The basic idea of how to use the newly developed pixelated detectors for a fast and simple analysis of nanocrystals in SEM arose during a discussion between the first two authors of the publication at the meeting of the National Competence Center in Brno at the end of 2020 (key partners within the Center are ISI and TFS).
Briefly, the new method, which was called 4D-STEM/PNBD, can average a large, complex, four-dimensional data file from a pixelated detector into a single powder diffractogram. "After we verified in the literature and other available sources that a similar method exists in TEM, but not in SEM microscopes with given hardware configuration, we started with pilot experiments. Because manual data processing was practically impossible, we have developed our own, fast and simple software. Speed of our program package (called STEMDIFFF) was important due to extremely large 4D datasets and simplicity was due to the potential users – there are plenty of over-complicated things in the world," says Dr. Šlouf.

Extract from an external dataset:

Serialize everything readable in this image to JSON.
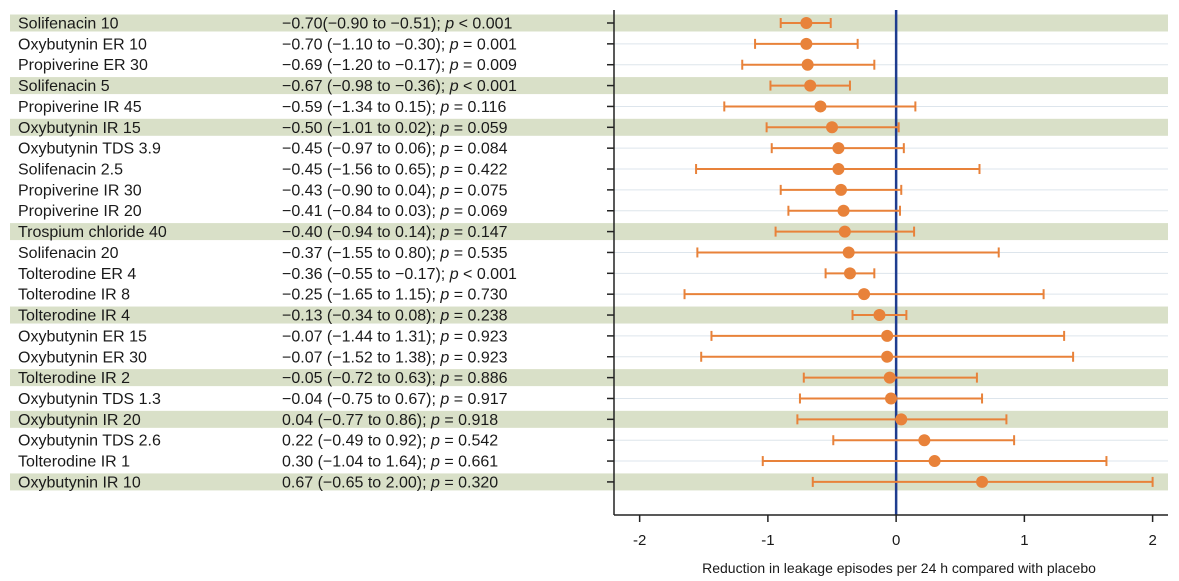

The new method could be developed and published thanks to the long-term, well-established collaboration among the IMC, ISI and TFS within the Center of Competence and the following National Center of Competence. "I would not have been able to start with extensive and completely new topic at all, if I hadn’t had a reliable team within the department, with which I was could manage other internal and external projects that have their own problems, complications and deadlines," adds Dr. Šlouf.